Key policy changes could significantly improve the integration of care for people that are eligible for both Medicare and Medicaid, the Medicaid and CHIP Payment and Access Commission said Monday in its annual report to Congress.
MACPAC said CMS should loosen enrollment restrictions for so-called “dual-eligibles” by creating an exception to the special-enrollment period so they can enroll on a continuous, monthly basis. Likewise, Congress should give states more federal funding to develop Medicare expertise and to put integrated care models into practice.
Congress should also require states to use the same definitions of income, household size and assets that the Social Security Administration uses to determine eligibility for the Part D low-income subsidy program when states determine eligibility for Medicare Savings Programs. Under MACPAC’s proposal, the Social Security Administration would have to share that information with states each year, which would simplify eligibility redeterminations for both states and beneficiaries.
MACPAC recognizes “the pandemic has pushed other issues to the back burner (but) these issues will still be of concern when the pandemic is over,” MACPAC Chair Melanie Bella said in the commission’s letter to Congress.
The commission thinks the changes would improve the health outcomes of dual-eligibles and reduce federal and state healthcare spending by making it easier for eligible individuals to enroll—and stay enrolled—in the programs they qualify for and, in turn, improve care integration.
Dual-eligibles make up a disproportionate share of Medicaid and Medicare service use and spending.
The advisory panel also made two recommendations to make sure Medicaid is a payer of last resort. It recommended that CMS help coordinate eligibility and coverage information among state Medicaid agencies and the Defense Department’s Tricare program. The commission also said Congress should force the Defense Department to adopt the same third-party liability policies as other health insurers.
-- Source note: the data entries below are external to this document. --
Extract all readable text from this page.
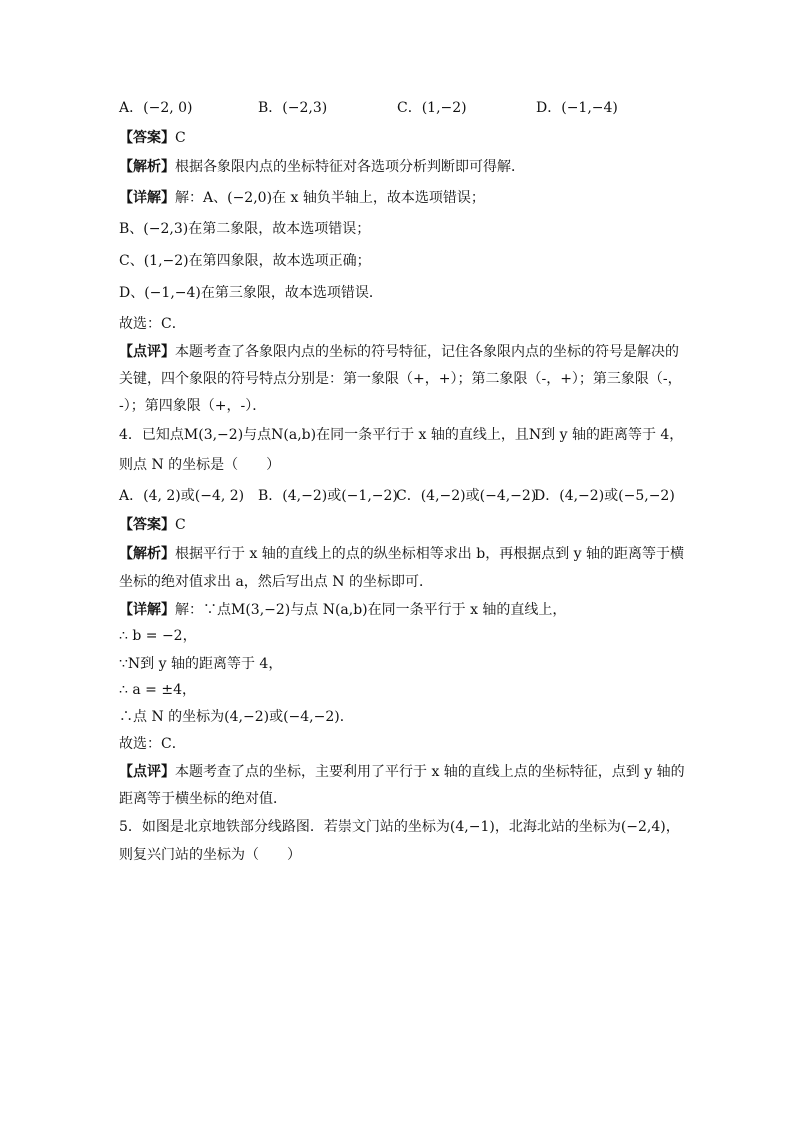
A．(−2, 0)	B．(−2,3)	C．(1,−2)	D．(−1,−4)
【答案】C
【解析】根据各象限内点的坐标特征对各选项分析判断即可得解．
【详解】解：A、(−2,0)在 x 轴负半轴上，故本选项错误；
B、(−2,3)在第二象限，故本选项错误；
C、(1,−2)在第四象限，故本选项正确；
D、(−1,−4)在第三象限，故本选项错误．
故选：C．
【点评】本题考查了各象限内点的坐标的符号特征，记住各象限内点的坐标的符号是解决的
关键，四个象限的符号特点分别是：第一象限（+，+）；第二象限（-，+）；第三象限（-，
-）；第四象限（+，-）．
4．已知点M(3,−2)与点N(a,b)在同一条平行于 x 轴的直线上，且N到 y 轴的距离等于 4，
则点 N 的坐标是（　　）
A．(4, 2)或(−4, 2) B．(4,−2)或(−1,−2)
C．(4,−2)或(−4,−2)
D．(4,−2)或(−5,−2)
【答案】C
【解析】根据平行于 x 轴的直线上的点的纵坐标相等求出 b，再根据点到 y 轴的距离等于横
坐标的绝对值求出 a，然后写出点 N 的坐标即可．
【详解】解：∵点M(3,−2)与点 N(a,b)在同一条平行于 x 轴的直线上，
∴ b = −2，
∵N到 y 轴的距离等于 4，
∴ a = ±4，
∴点 N 的坐标为(4,−2)或(−4,−2)．
故选：C．
【点评】本题考查了点的坐标，主要利用了平行于 x 轴的直线上点的坐标特征，点到 y 轴的
距离等于横坐标的绝对值．
5．如图是北京地铁部分线路图．若崇文门站的坐标为(4,−1)，北海北站的坐标为(−2,4)，
则复兴门站的坐标为（　　）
According to MACPAC, Tricare doesn’t coordinate “benefits with state Medicaid programs, resulting in a cost shift at the federal level from the DoD to the U.S. Department of Health and Human Services and from the federal government to states.”
About 867,000 people enrolled in Medicaid receive their primary coverage through Tricare, including roughly 220,000 children. It’s the largest source of third-party, public coverage for Medicaid-enrolled children besides disability.
State and federal Medicaid savings from third-party payers totaled $13.6 billion in 2011, according to MACPAC. That was nearly a $10 billion increase from 2001.
MACPAC’s report also analyzes Medicaid’s role in maternal health, including increased mortality and morbidity among pregnant women and new mothers and the effects of substance use disorder on pregnant women and newborns covered by Medicaid. The commission found that while state Medicaid programs can tailor benefits to pregnant women with substance use disorder and infants with neonatal abstinence syndrome, few states do it.